CRISPR/Cas9 Strategy for Correcting ELANE Mutations and Restoring Neutrophil Differentiation in Severe Congenital Neutropenia: Insights from Patient-Derived iPSCs

Introduction

The ELANE gene, encoding neutrophil elastase (NE), has been identified as the primary causative gene for more than half of patients with severe congenital neutropenia (SCN). For patients refractory to standard therapy (G-CSF), the only available option is an allogeneic hematopoietic stem cell transplant. Therefore, there is a great clinical interest in the development of novel gene therapies, including CRISPR/Cas9, which has shown promise for the correction of ELANE mutations and the restoration of neutrophil function. Here, we introduce a gene editing strategy using CRISPR/Cas9 to repair ELANE gene mutations in patient-derived induced pluripotent stem cells (iPSCs), aiming to restore proper neutrophil development and function.

Methods

We utilized a targeted NGS panel composed of 725 genes related to hematological disorders to sequence 282 pediatric patients suffering from chronic neutropenia. Patient-derived epithelial cells collected from urine were reprogrammed into iPSCs using the EBV-derived oriP/EBNA-1 system carrying transcription factors. CRISPR-Cas9 technology was employed to repair mutations in patient-derived iPSCs. The efficiency of transfection and gene editing was subsequently assessed by analyzing the targeted region by Sanger sequencing.
Control iPSCs (healthy donors) and iPSCs from patients were differentiated into neutrophils with specific cytokine cocktail (BMP4, CHIR99021, VEGF, SCF, bFGF, SB431542, SCF, IL-3, TPO, Flt-3, G-CSF). Cells were harvested at day 25 and analyzed for surface markers resembling the distinct myeloid progenitors. Flow cytometry antibody panel (CD14, CD45, CD49d, Siglec-8, CD101, CD11b, CD35, CD16) and gating strategy allowed to identify myeloid populations such as proNeu1, preNeu, immature-Neu and mature Neu representing myeloblasts, promyelocytes, myelocytes/metamyelocytes and band/segmented neutrophils, respectively.

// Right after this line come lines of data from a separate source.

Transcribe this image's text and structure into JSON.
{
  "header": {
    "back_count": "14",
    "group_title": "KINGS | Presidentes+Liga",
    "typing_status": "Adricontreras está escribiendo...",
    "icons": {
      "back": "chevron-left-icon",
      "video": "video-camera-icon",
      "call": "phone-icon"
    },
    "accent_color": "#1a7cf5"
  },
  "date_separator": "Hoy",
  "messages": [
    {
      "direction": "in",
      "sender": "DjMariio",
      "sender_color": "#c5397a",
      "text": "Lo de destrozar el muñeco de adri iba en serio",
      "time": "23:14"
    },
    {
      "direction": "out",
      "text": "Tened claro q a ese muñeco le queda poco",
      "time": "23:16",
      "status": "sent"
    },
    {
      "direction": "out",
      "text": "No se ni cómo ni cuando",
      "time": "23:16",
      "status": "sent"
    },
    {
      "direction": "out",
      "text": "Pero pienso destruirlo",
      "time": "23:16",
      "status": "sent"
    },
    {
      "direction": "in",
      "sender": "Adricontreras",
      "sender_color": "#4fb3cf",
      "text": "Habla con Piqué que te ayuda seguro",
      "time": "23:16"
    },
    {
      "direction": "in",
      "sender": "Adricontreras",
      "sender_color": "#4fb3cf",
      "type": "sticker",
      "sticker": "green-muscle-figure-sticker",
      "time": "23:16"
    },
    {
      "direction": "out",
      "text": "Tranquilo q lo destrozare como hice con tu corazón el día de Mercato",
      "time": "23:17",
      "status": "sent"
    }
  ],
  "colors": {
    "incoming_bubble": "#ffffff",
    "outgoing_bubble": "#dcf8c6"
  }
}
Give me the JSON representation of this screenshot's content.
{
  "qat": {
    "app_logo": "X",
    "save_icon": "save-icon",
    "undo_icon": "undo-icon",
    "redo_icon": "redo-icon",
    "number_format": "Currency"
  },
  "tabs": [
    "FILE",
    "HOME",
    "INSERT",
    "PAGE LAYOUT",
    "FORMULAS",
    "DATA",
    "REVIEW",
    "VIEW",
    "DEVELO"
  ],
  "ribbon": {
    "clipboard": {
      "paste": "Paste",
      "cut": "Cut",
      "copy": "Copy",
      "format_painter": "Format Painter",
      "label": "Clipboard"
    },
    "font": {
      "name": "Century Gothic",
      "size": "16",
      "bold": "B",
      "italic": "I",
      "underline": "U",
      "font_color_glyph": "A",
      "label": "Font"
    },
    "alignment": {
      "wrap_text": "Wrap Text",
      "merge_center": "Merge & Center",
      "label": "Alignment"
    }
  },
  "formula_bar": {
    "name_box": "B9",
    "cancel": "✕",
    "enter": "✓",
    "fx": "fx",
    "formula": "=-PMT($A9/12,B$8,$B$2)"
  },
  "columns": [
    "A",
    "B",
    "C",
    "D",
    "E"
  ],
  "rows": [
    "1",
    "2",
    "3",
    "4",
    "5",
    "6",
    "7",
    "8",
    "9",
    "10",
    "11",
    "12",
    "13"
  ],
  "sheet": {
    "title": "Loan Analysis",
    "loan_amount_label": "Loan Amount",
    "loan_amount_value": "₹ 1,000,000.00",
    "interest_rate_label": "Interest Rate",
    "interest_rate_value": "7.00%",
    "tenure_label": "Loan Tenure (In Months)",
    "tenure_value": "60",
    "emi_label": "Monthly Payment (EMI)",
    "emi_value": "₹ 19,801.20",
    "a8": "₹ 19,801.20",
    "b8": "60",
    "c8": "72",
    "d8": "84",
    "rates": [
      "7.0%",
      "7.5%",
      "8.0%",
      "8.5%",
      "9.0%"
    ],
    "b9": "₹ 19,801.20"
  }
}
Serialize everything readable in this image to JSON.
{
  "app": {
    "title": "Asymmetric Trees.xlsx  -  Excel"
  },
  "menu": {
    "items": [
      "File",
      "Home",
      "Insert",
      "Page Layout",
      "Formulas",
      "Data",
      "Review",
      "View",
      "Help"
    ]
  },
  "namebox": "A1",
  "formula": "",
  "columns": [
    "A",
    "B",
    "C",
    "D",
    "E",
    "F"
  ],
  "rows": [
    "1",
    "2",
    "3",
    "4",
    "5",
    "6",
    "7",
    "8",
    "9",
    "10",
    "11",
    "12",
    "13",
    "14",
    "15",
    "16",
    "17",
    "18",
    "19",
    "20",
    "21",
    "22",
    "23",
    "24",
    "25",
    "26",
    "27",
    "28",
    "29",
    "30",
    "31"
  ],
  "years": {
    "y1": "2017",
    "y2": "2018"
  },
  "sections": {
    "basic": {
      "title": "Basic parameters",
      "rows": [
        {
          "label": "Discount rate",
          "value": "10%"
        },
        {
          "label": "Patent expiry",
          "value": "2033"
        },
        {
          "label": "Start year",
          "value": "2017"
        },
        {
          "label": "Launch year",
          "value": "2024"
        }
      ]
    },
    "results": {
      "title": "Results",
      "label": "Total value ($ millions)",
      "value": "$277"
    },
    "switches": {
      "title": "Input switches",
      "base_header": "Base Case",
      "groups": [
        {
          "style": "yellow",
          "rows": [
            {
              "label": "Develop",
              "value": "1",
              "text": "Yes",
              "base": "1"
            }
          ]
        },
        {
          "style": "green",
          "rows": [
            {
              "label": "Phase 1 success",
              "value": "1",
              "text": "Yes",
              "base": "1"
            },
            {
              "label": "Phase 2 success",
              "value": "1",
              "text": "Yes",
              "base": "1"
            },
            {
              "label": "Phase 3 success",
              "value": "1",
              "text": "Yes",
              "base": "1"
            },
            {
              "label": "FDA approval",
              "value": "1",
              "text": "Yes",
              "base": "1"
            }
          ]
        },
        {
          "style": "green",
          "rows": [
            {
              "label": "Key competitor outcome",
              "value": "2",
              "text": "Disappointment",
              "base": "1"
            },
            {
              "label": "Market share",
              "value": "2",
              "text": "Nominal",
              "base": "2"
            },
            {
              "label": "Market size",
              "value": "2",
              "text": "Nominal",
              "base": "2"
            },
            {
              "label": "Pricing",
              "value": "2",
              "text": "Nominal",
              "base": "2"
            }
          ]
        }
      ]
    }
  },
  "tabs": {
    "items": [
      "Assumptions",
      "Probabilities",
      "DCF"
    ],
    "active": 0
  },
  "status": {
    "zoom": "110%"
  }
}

The morphology of myeloid precursors and mature neutrophils as well as the localization of neutrophil elastase in control iPSCs were evaluated by confocal microscopy.

Results

From a sequenced cohort of 282 patients, causative mutations were identified in 49 individuals, including 17 with ELANE mutations, and 9 novel variants were discovered. For this study, we selected two patients exhibiting different phenotypes for further investigation. One patient carries the NM_001972.3:c.[163T>C];[=], NP_001963:p.[(Cys55Arg)];[(=)] ELANE mutation and presents severe neutropenia (ANC=100/µL), currently undergoing G-CSF treatment. The second patient carries the NM_001972.3:c.[597+5G>A];[=], NP_001963:p.[(Val190_Phe199del)];[(=)] ELANE mutation which demonstrates in the fluctuating blood neutrophil counts characteristic for cyclic neutropenia. iPSCs were generated from both patients. Alkaline phosphatase and immunocytochemical staining confirmed that the reprogrammed cells express pluripotent stem cell markers and can differentiate into the three germ layers. Genetic defect repair was observed in 13.3% of tested cell colonies from the patient with the c.163T>C Cys55Arg ELANE mutation and in 30% of sequenced colonies from the patient with the c.597+5G>A V190_F199del ELANE mutation. Molecular cytogenetics (SNP-array) showed no significant genomic rearrangements or off-targets in iPSCs selected for differentiation. iPSC cells from healthy donors, derived from c.597+5G>A V190_F199del ELANE patient and the repaired clone were successfully differentiated into neutrophils (CD16+ CD35+) and their myeloid precursors (CD49d+ CD11b+). The percentage of immature and mature neutrophils (CD16+ and CD35+) derived from control or corrected iPSC was significantly higher compared to patient-derived neutrophils (Figure 1).

Conclusions

Our study demonstrates the successful use of CRISPR/Cas9 to repair ELANE gene mutations in patient-derived iPSCs, aiming to restore proper neutrophil development. Patient-derived iPSCs exhibit impaired differentiation at the myelocytes/metamyelocytes stage, as evidenced by a notably lower population of immature and mature neutrophils when compared to CRISPR/Cas9 repaired and healthy donor iPSCs. This observation aligns with the bone marrow phenotype observed in patients with SCN. Our findings indicate that iPSCs generated from patients’ epithelial cells serve as a valuable cellular model for further research.